Tuesday, June 11, 2019

Everett Salmon Habitat Restoration

By Karen Robes Meeks

Last week, the Port of Everett and the Port Gardner Bay Trustees have struck a deal that would allow for the investment and restoration of a 338 acre-salmon habitat north of Everett.

Now public for a 30-day review and memorialized under a formal Consent Decree with the US Department of Justice, the agreement achieved by the port and the trustees - which include the Tulalip Tribes, Suquamish Tribe, NOAA, U.S. Fish and Wildlife and the Washington State Department of Ecology - seeks a “comprehensive settlement for natural resources damage liability from the years of historic industry on Everett’s waterfront.”

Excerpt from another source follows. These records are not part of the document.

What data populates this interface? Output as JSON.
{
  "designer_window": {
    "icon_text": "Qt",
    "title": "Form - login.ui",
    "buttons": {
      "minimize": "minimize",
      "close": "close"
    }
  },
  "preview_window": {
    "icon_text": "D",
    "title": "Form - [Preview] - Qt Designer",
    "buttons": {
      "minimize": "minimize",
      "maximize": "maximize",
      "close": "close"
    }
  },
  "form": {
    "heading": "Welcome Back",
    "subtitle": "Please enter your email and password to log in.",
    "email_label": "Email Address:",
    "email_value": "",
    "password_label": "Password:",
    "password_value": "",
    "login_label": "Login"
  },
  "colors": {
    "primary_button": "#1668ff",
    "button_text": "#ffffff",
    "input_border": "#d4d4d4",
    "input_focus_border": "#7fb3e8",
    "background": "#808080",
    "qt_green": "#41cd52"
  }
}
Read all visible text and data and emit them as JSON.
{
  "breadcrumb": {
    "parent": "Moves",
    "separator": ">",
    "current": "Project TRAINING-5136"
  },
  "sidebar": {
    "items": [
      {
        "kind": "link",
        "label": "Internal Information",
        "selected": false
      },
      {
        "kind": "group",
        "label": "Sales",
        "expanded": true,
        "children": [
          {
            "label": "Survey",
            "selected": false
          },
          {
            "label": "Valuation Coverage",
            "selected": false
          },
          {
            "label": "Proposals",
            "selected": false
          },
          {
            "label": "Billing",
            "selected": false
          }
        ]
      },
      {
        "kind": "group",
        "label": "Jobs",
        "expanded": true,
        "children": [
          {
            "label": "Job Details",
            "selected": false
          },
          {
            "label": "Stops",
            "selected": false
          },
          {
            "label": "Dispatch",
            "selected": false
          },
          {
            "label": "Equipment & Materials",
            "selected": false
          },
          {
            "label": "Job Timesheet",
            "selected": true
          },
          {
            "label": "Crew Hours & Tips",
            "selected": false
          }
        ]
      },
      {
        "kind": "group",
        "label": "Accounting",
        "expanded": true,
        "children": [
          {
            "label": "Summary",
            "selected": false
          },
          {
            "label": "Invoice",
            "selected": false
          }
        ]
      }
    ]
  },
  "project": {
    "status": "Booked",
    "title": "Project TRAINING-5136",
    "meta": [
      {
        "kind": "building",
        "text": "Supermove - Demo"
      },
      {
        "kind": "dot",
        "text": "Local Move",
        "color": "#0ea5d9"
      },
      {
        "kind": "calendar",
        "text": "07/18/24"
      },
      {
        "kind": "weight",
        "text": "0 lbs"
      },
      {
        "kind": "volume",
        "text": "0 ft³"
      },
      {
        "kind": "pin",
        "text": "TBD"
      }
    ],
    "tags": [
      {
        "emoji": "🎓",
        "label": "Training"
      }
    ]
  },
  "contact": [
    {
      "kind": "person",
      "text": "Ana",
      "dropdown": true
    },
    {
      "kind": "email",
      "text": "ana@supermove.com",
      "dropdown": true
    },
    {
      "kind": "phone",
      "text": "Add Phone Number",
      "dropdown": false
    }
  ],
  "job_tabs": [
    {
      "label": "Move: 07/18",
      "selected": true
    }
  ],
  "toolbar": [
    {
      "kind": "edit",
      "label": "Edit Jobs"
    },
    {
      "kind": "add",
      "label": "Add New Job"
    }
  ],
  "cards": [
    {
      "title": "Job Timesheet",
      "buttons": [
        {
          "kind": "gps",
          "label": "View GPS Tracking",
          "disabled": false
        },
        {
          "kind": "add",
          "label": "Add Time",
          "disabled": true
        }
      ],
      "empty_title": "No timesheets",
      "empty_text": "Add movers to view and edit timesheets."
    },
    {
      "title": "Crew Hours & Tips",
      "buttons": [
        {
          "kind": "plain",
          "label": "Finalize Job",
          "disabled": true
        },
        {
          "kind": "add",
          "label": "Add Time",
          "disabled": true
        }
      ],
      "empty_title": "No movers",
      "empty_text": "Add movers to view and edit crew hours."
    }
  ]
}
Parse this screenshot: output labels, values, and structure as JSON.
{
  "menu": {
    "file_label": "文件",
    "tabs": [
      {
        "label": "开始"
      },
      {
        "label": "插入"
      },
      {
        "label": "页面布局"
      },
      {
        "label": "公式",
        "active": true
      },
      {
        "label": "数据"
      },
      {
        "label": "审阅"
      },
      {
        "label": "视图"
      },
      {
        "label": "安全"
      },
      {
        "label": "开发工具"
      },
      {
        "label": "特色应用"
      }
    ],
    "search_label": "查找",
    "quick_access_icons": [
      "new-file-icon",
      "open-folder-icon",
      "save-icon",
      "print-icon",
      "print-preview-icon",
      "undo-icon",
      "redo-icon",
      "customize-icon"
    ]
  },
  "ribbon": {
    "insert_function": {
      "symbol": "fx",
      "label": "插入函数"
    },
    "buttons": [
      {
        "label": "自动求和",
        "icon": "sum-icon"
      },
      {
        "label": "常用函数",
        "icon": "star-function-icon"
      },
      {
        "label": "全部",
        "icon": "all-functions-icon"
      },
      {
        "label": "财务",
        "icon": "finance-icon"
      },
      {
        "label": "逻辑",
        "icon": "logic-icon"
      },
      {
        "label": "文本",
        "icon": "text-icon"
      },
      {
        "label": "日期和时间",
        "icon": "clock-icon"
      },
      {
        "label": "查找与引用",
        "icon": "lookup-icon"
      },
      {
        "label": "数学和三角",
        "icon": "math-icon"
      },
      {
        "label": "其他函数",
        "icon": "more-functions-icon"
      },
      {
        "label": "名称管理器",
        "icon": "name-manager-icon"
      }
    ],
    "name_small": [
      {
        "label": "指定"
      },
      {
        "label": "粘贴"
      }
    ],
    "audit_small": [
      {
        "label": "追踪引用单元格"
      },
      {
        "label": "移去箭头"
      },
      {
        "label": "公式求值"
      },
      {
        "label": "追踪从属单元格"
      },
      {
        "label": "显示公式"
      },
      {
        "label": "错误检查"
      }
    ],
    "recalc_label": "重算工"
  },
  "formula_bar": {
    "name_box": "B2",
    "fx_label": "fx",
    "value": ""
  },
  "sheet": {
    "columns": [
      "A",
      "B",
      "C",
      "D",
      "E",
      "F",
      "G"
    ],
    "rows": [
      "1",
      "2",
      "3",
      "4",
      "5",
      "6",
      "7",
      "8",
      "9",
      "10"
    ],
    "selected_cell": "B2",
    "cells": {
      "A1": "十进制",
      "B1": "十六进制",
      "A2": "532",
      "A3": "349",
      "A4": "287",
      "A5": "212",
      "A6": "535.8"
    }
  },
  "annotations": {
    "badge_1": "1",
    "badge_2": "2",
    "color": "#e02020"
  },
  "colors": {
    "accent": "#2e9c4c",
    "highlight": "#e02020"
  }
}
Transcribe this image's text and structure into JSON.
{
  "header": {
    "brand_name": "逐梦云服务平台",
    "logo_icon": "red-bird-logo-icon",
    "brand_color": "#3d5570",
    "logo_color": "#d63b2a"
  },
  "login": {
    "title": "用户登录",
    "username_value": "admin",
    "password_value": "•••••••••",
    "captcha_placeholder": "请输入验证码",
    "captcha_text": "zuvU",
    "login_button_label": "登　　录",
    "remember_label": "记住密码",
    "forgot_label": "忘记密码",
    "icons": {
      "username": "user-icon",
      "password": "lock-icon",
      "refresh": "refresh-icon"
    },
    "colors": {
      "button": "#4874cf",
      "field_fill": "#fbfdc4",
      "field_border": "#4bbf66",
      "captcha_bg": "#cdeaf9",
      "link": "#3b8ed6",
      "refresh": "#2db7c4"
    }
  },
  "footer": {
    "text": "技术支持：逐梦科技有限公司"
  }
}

“The Port, together with our restoration partner Wildlands, pursued an innovative and groundbreaking approach to settling natural resource damages on Port Gardner Bay in a way that provides immediate and significant environmental benefits by ensuring funding for the construction of the Port’s Blue Heron Slough Conservation Bank project,” said Erik Gerking, the port’s director of environmental programs. “The Blue Heron Slough project will benefit various threatened species, including the Chinook salmon, which is the primary food source of the Southern Resident Killer Whale (Orca).”

The settlement is a win-win for the environment and local communities, said Jim Pendowski, Toxics Cleanup Program Manager for the Washington Department of Ecology.

“Restoring and protecting 353 acres of critical tidal habitats will help salmon thrive and help the communities that rely on healthy fisheries,” he said.